# A little digging by the river.... I call this "The shard dump"



## RICKJJ59W (Dec 29, 2015)




----------



## 2find4me (Dec 29, 2015)

That is a lot of shards.... Nice color on the blob


----------



## coldwater diver (Dec 30, 2015)

Hey Rick nice bottles and shards, holy broken Warners batman. Dont take this the wrong way but you should jump in that river. Preferably w a drysuit, bcd, coldwater regulator, mask n fins, 120 cf steel tank and about 40lbs of weight  should be good to go. Happy hunting.  Kevin


----------



## Bass Assassin (Dec 30, 2015)

Wow, that's a lot of shards


----------



## RICKJJ59W (Dec 30, 2015)

coldwater diver said:


> Hey Rick nice bottles and shards, holy broken Warners batman. Dont take this the wrong way but you should jump in that river. Preferably w a drysuit, bcd, coldwater regulator, mask n fins, 120 cf steel tank and about 40lbs of weight  should be good to go. Happy hunting.  Kevin



Its very shallow there. I don't think the bottles are in the drink. The hill is long so we have to keep moving along it.


----------



## sunrunner (Dec 31, 2015)

looks like your on the Schuylkill or the Lehigh.


----------



## RICKJJ59W (Dec 31, 2015)

sunrunner said:


> looks like your on the Schuylkill or the Lehigh.




lehigh


----------



## Ace31 (Jan 1, 2016)

Any markings on the bottom of that ginger beer?


----------



## coldwater diver (Jan 2, 2016)

RICKJJ59W said:


> Its very shallow there. I don't think the bottles are in the drink. The hill is long so we have to keep moving along it.

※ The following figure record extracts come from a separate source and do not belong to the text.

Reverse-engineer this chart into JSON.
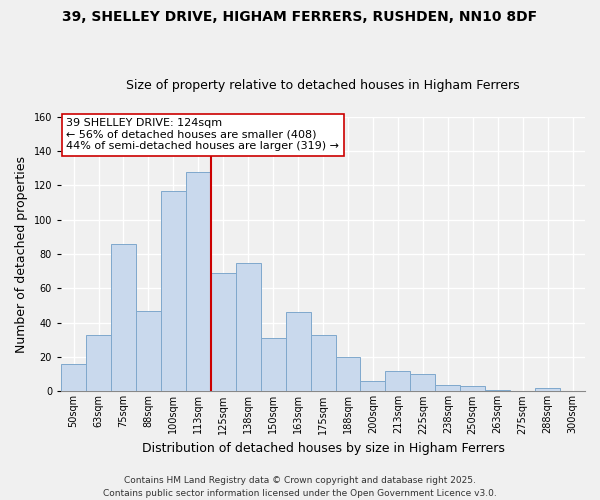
{
  "title": "39, SHELLEY DRIVE, HIGHAM FERRERS, RUSHDEN, NN10 8DF",
  "subtitle": "Size of property relative to detached houses in Higham Ferrers",
  "xlabel": "Distribution of detached houses by size in Higham Ferrers",
  "ylabel": "Number of detached properties",
  "bin_labels": [
    "50sqm",
    "63sqm",
    "75sqm",
    "88sqm",
    "100sqm",
    "113sqm",
    "125sqm",
    "138sqm",
    "150sqm",
    "163sqm",
    "175sqm",
    "188sqm",
    "200sqm",
    "213sqm",
    "225sqm",
    "238sqm",
    "250sqm",
    "263sqm",
    "275sqm",
    "288sqm",
    "300sqm"
  ],
  "bar_heights": [
    16,
    33,
    86,
    47,
    117,
    128,
    69,
    75,
    31,
    46,
    33,
    20,
    6,
    12,
    10,
    4,
    3,
    1,
    0,
    2,
    0
  ],
  "bar_color": "#c9d9ed",
  "bar_edge_color": "#7fa8cc",
  "highlight_line_color": "#cc0000",
  "annotation_line1": "39 SHELLEY DRIVE: 124sqm",
  "annotation_line2": "← 56% of detached houses are smaller (408)",
  "annotation_line3": "44% of semi-detached houses are larger (319) →",
  "annotation_box_color": "#ffffff",
  "annotation_box_edge": "#cc0000",
  "ylim": [
    0,
    160
  ],
  "yticks": [
    0,
    20,
    40,
    60,
    80,
    100,
    120,
    140,
    160
  ],
  "footer_line1": "Contains HM Land Registry data © Crown copyright and database right 2025.",
  "footer_line2": "Contains public sector information licensed under the Open Government Licence v3.0.",
  "bg_color": "#f0f0f0",
  "plot_bg_color": "#f0f0f0",
  "grid_color": "#ffffff",
  "title_fontsize": 10,
  "subtitle_fontsize": 9,
  "axis_label_fontsize": 9,
  "tick_fontsize": 7,
  "annotation_fontsize": 8,
  "footer_fontsize": 6.5,
  "red_line_bar_index": 6,
  "bar_width": 1.0
}
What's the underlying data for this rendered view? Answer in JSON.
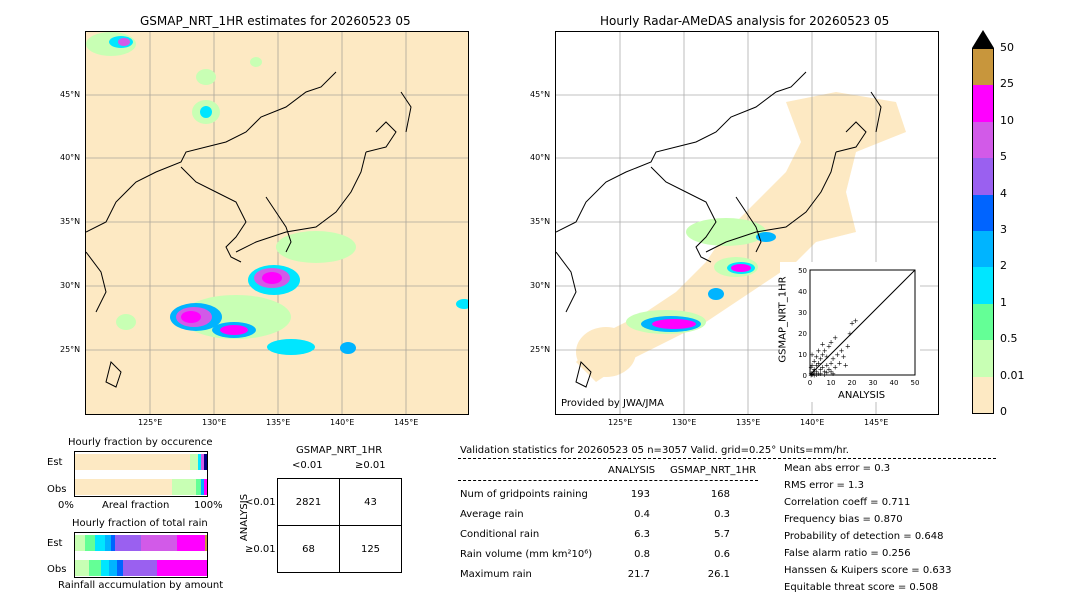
{
  "left_map": {
    "title": "GSMAP_NRT_1HR estimates for 20260523 05",
    "lat_labels": [
      "45°N",
      "40°N",
      "35°N",
      "30°N",
      "25°N"
    ],
    "lon_labels": [
      "125°E",
      "130°E",
      "135°E",
      "140°E",
      "145°E"
    ]
  },
  "right_map": {
    "title": "Hourly Radar-AMeDAS analysis for 20260523 05",
    "lat_labels": [
      "45°N",
      "40°N",
      "35°N",
      "30°N",
      "25°N"
    ],
    "lon_labels": [
      "125°E",
      "130°E",
      "135°E",
      "140°E",
      "145°E"
    ],
    "credit": "Provided by JWA/JMA"
  },
  "colorbar": {
    "labels": [
      "50",
      "25",
      "10",
      "5",
      "4",
      "3",
      "2",
      "1",
      "0.5",
      "0.01",
      "0"
    ],
    "colors": [
      "#c8963c",
      "#ff00ff",
      "#d25ae8",
      "#9a60f0",
      "#0064ff",
      "#00b4ff",
      "#00e6ff",
      "#64ff96",
      "#c8ffb4",
      "#fde9c3"
    ]
  },
  "chart_data": [
    {
      "type": "scatter",
      "xlabel": "ANALYSIS",
      "ylabel": "GSMAP_NRT_1HR",
      "xlim": [
        0,
        50
      ],
      "ylim": [
        0,
        50
      ],
      "x_ticks": [
        "0",
        "10",
        "20",
        "30",
        "40",
        "50"
      ],
      "y_ticks": [
        "0",
        "10",
        "20",
        "30",
        "40",
        "50"
      ],
      "points": [
        [
          0.5,
          0.3
        ],
        [
          1,
          0.8
        ],
        [
          1.5,
          2
        ],
        [
          2,
          1
        ],
        [
          2,
          3
        ],
        [
          3,
          2
        ],
        [
          3,
          5
        ],
        [
          4,
          1
        ],
        [
          4,
          6
        ],
        [
          5,
          3
        ],
        [
          5,
          8
        ],
        [
          6,
          4
        ],
        [
          6,
          10
        ],
        [
          7,
          2
        ],
        [
          7,
          12
        ],
        [
          8,
          5
        ],
        [
          8,
          9
        ],
        [
          9,
          3
        ],
        [
          9,
          14
        ],
        [
          10,
          6
        ],
        [
          10,
          16
        ],
        [
          11,
          8
        ],
        [
          12,
          4
        ],
        [
          12,
          18
        ],
        [
          13,
          10
        ],
        [
          14,
          6
        ],
        [
          15,
          12
        ],
        [
          16,
          9
        ],
        [
          17,
          5
        ],
        [
          18,
          14
        ],
        [
          19,
          20
        ],
        [
          20,
          25
        ],
        [
          21.7,
          26.1
        ],
        [
          1,
          5
        ],
        [
          2,
          7
        ],
        [
          3,
          9
        ],
        [
          0.5,
          4
        ],
        [
          1,
          10
        ],
        [
          4,
          12
        ],
        [
          6,
          15
        ],
        [
          0.5,
          1
        ],
        [
          1,
          0.5
        ],
        [
          2,
          0.2
        ],
        [
          3,
          0.5
        ],
        [
          5,
          1
        ],
        [
          7,
          0.5
        ],
        [
          8,
          1.5
        ],
        [
          10,
          2
        ],
        [
          11,
          1
        ]
      ]
    },
    {
      "type": "bar",
      "title": "Hourly fraction by occurence",
      "categories": [
        "Est",
        "Obs"
      ],
      "xlabel": "Areal fraction",
      "x_ticks": [
        "0%",
        "100%"
      ]
    },
    {
      "type": "bar",
      "title": "Hourly fraction of total rain",
      "categories": [
        "Est",
        "Obs"
      ],
      "xlabel": "Rainfall accumulation by amount"
    }
  ],
  "contingency": {
    "title": "GSMAP_NRT_1HR",
    "col_labels": [
      "<0.01",
      "≥0.01"
    ],
    "row_axis": "ANALYSIS",
    "row_labels": [
      "<0.01",
      "≥0.01"
    ],
    "cells": [
      [
        "2821",
        "43"
      ],
      [
        "68",
        "125"
      ]
    ]
  },
  "validation": {
    "header": "Validation statistics for 20260523 05  n=3057 Valid. grid=0.25° Units=mm/hr.",
    "col_analysis": "ANALYSIS",
    "col_gsmap": "GSMAP_NRT_1HR",
    "rows": [
      {
        "label": "Num of gridpoints raining",
        "analysis": "193",
        "gsmap": "168"
      },
      {
        "label": "Average rain",
        "analysis": "0.4",
        "gsmap": "0.3"
      },
      {
        "label": "Conditional rain",
        "analysis": "6.3",
        "gsmap": "5.7"
      },
      {
        "label": "Rain volume (mm km²10⁶)",
        "analysis": "0.8",
        "gsmap": "0.6"
      },
      {
        "label": "Maximum rain",
        "analysis": "21.7",
        "gsmap": "26.1"
      }
    ],
    "scores": [
      "Mean abs error =    0.3",
      "RMS error =    1.3",
      "Correlation coeff =  0.711",
      "Frequency bias =  0.870",
      "Probability of detection =  0.648",
      "False alarm ratio =  0.256",
      "Hanssen & Kuipers score =  0.633",
      "Equitable threat score =  0.508"
    ]
  }
}
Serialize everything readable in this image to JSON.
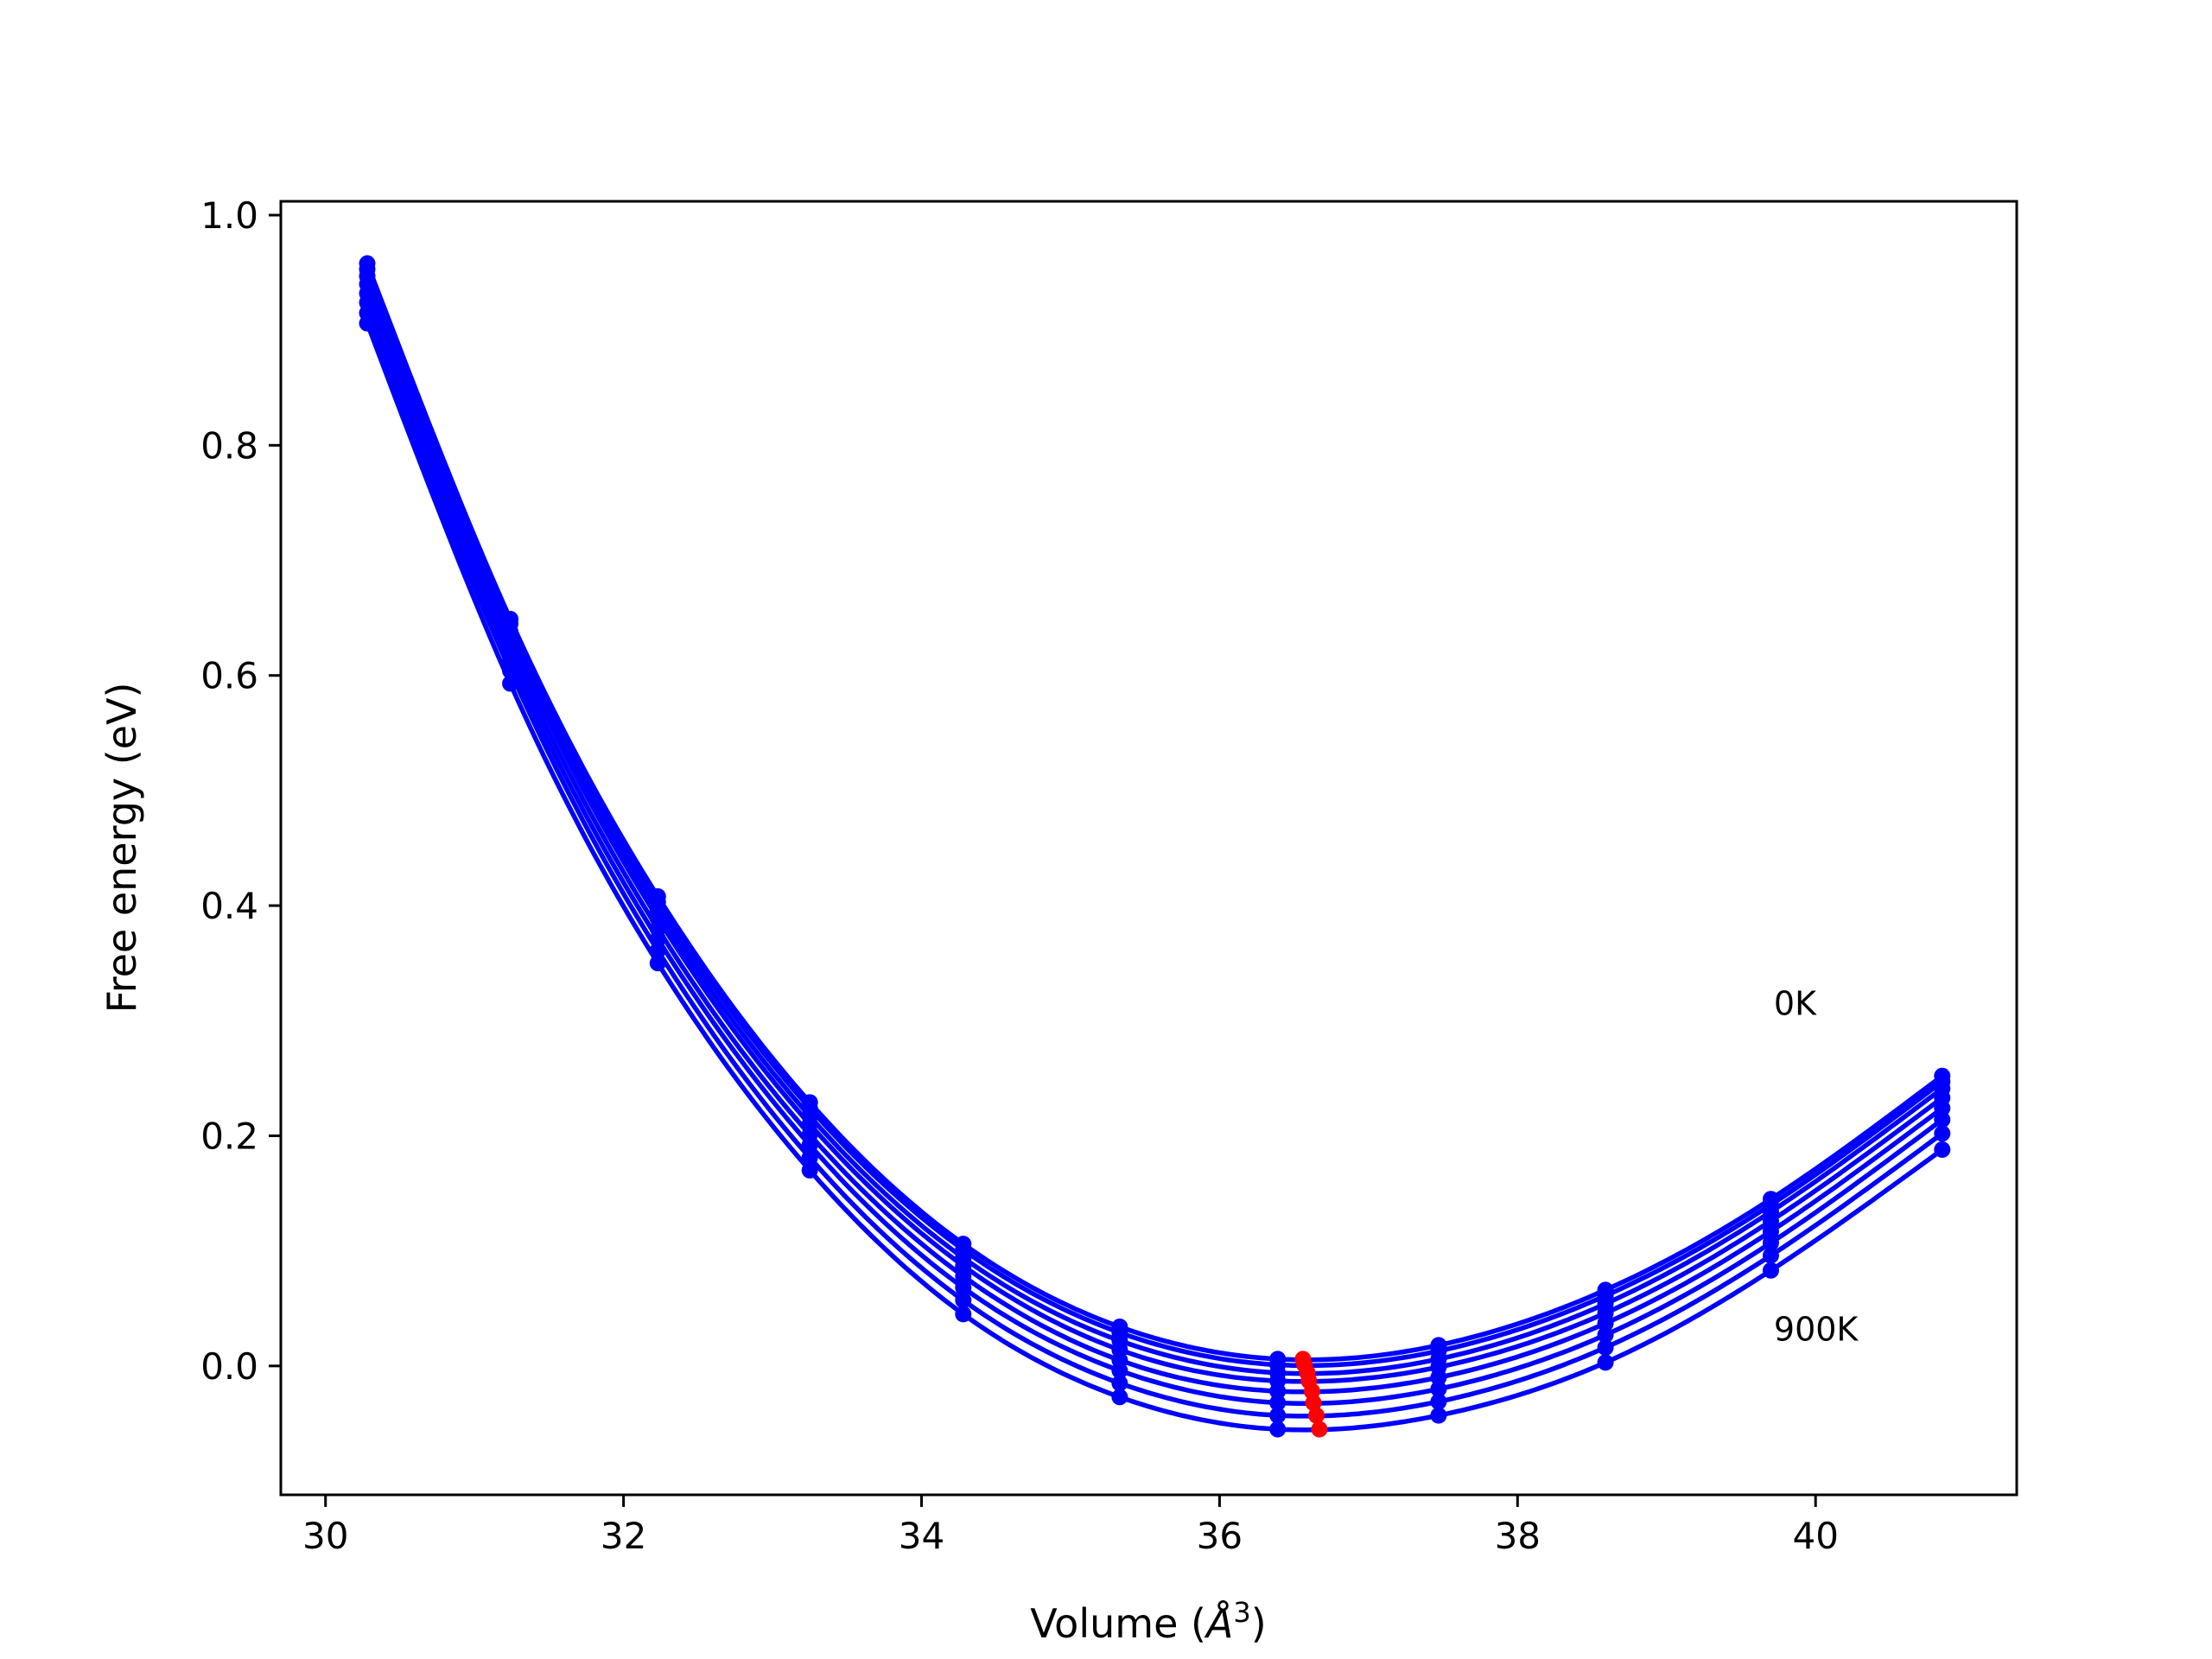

Hi Rick you may be surprised what you can find, 3-4' of water can hold bottles safely. As long as its not a raging river, some of the slower sections could be 
good. Sometime around the bigger rocks bottles can settle and get buried. Good to see your digging nice finds.


----------



## RICKJJ59W (Jan 10, 2016)

I wish i knew some divers around here I know places where the water is probably loaded. 

The little dump we are digging looks like it may get bigger & better. We are kind of reading it as we dig.A lot of the stuff they dumped went down hill. So we are digging near the top now and its looking promising. 1880s stuff.


----------



## RICKJJ59W (Jan 10, 2016)

Ace31 said:


> Any markings on the bottom of that ginger beer?



A shield type stamp


----------



## anj2006 (Jan 15, 2016)

Nice bottles!


----------